Study design and methods: We screened for mutations in HB patients using a combination of multiplex polymerase chain reaction, conformation sensitive gel electrophoresis, and DNA sequencing. Phenotypic analysis was performed using 1 stage assay for factor IX: C activity and enzyme-linked immunosorbent assay for factor IX: Ag. Haplotype analysis was performed using the common polymorphic markers of the factor IX gene.

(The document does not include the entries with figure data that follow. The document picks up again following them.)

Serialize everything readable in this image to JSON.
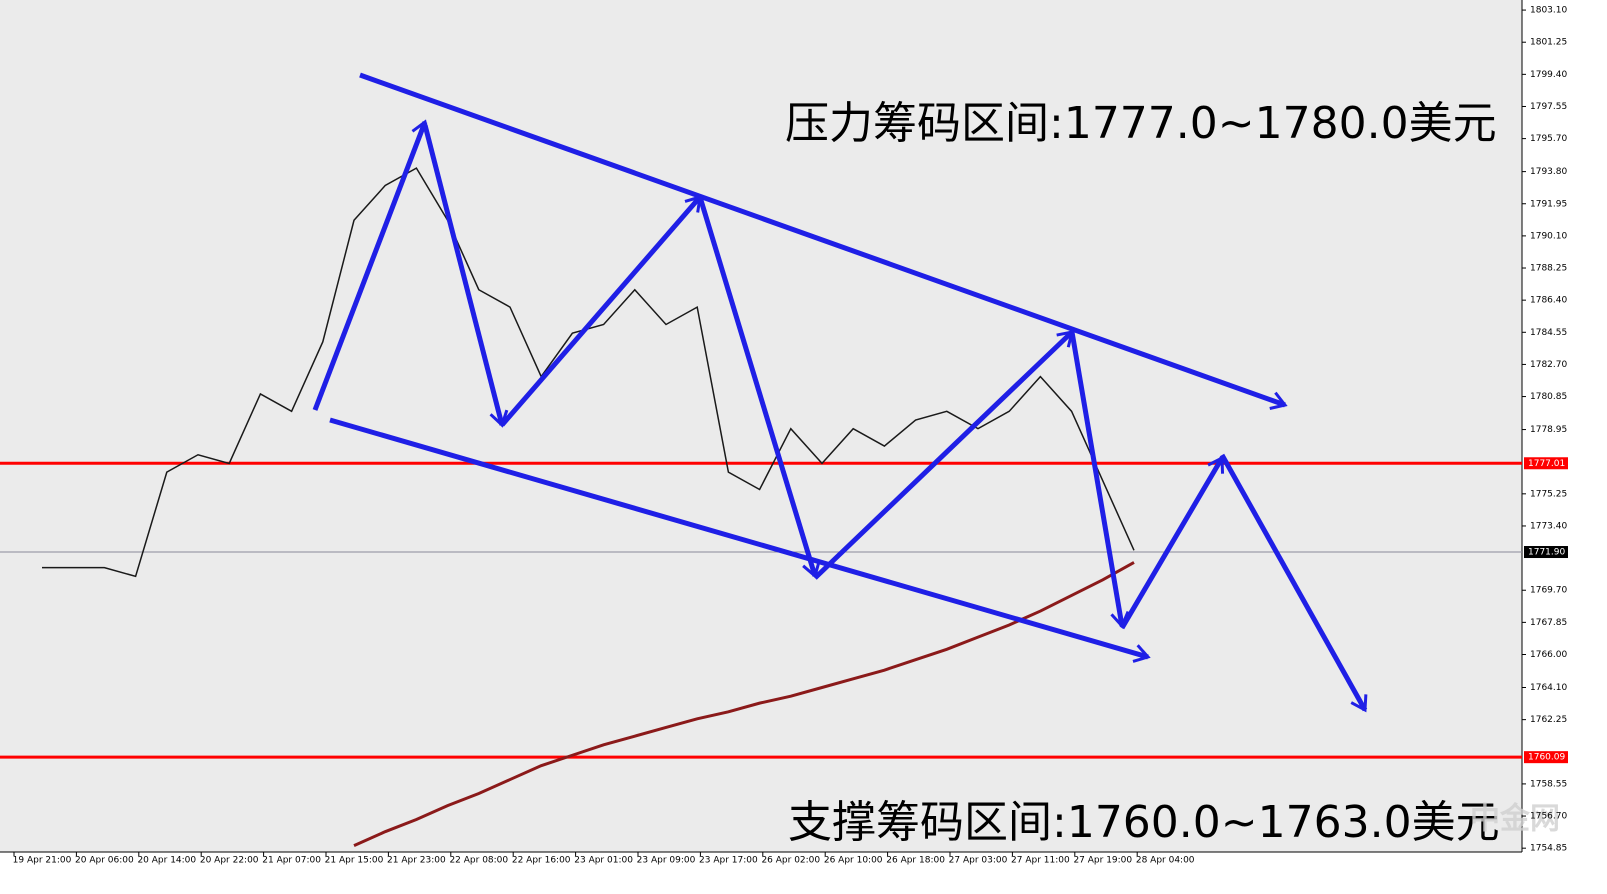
{
  "chart_data": {
    "type": "line",
    "categories": [
      "19 Apr 21:00",
      null,
      "20 Apr 06:00",
      null,
      "20 Apr 14:00",
      null,
      "20 Apr 22:00",
      null,
      "21 Apr 07:00",
      null,
      "21 Apr 15:00",
      null,
      "21 Apr 23:00",
      null,
      "22 Apr 08:00",
      null,
      "22 Apr 16:00",
      null,
      "23 Apr 01:00",
      null,
      "23 Apr 09:00",
      null,
      "23 Apr 17:00",
      null,
      "26 Apr 02:00",
      null,
      "26 Apr 10:00",
      null,
      "26 Apr 18:00",
      null,
      "27 Apr 03:00",
      null,
      "27 Apr 11:00",
      null,
      "27 Apr 19:00",
      null,
      "28 Apr 04:00"
    ],
    "series": [
      {
        "color": "#1a1a1a",
        "values": [
          1771,
          1771,
          1771,
          1770.5,
          1776.5,
          1777.5,
          1777,
          1781,
          1780,
          1784,
          1791,
          1793,
          1794,
          1791,
          1787,
          1786,
          1782,
          1784.5,
          1785,
          1787,
          1785,
          1786,
          1776.5,
          1775.5,
          1779,
          1777,
          1779,
          1778,
          1779.5,
          1780,
          1779,
          1780,
          1782,
          1780,
          1776,
          1772,
          null
        ]
      },
      {
        "color": "#8b1a1a",
        "values": [
          null,
          null,
          null,
          null,
          null,
          null,
          null,
          null,
          null,
          null,
          1755.0,
          1755.8,
          1756.5,
          1757.3,
          1758.0,
          1758.8,
          1759.6,
          1760.2,
          1760.8,
          1761.3,
          1761.8,
          1762.3,
          1762.7,
          1763.2,
          1763.6,
          1764.1,
          1764.6,
          1765.1,
          1765.7,
          1766.3,
          1767.0,
          1767.7,
          1768.5,
          1769.4,
          1770.3,
          1771.3,
          null
        ]
      }
    ],
    "ylim": [
      1754.63,
      1803.68
    ],
    "yticks": [
      {
        "value": 1803.1,
        "label": "1803.10"
      },
      1801.25,
      {
        "value": 1799.4,
        "label": "1799.40"
      },
      1797.55,
      {
        "value": 1795.7,
        "label": "1795.70"
      },
      {
        "value": 1793.8,
        "label": "1793.80"
      },
      1791.95,
      {
        "value": 1790.1,
        "label": "1790.10"
      },
      1788.25,
      {
        "value": 1786.4,
        "label": "1786.40"
      },
      1784.55,
      {
        "value": 1782.7,
        "label": "1782.70"
      },
      1780.85,
      1778.95,
      1775.25,
      {
        "value": 1773.4,
        "label": "1773.40"
      },
      {
        "value": 1769.7,
        "label": "1769.70"
      },
      1767.85,
      {
        "value": 1766.0,
        "label": "1766.00"
      },
      {
        "value": 1764.1,
        "label": "1764.10"
      },
      1762.25,
      1758.55,
      {
        "value": 1756.7,
        "label": "1756.70"
      },
      1754.85
    ],
    "levels": [
      {
        "value": 1777.01,
        "label": "1777.01",
        "color": "#ff0000"
      },
      {
        "value": 1760.09,
        "label": "1760.09",
        "color": "#ff0000"
      },
      {
        "value": 1771.9,
        "label": "1771.90",
        "color": "#000000"
      }
    ],
    "annotations": [
      "压力筹码区间:1777.0~1780.0美元",
      "支撑筹码区间:1760.0~1763.0美元"
    ],
    "watermark": "中金网"
  }
}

Results: Seventeen novel mutations comprising of missense mutations, nonsense mutations, and small deletions were detected. Haplotype analysis indicated that some of the patients had a common haplotype background but had different molecular defects thereby suggesting that all the mutations arose de novo. Phenotypic data suggested that about one-fourth of the patients (23%) had antigen-activity discordance. Furthermore, it was observed that a majority of the molecular defects (71%) were located in exon H of the factor IX gene. The mutation screening strategy was thus modified wherein exon H was screened first followed by screening of other exons.
Conclusions: The present findings suggest that there is a wide phenotypic and genotypic heterogeneity in HB. Presence of more than 70% of mutations in exon H of the factor IX gene allows us to adopt a cost effective screening strategy in offering genetic diagnosis to the affected families.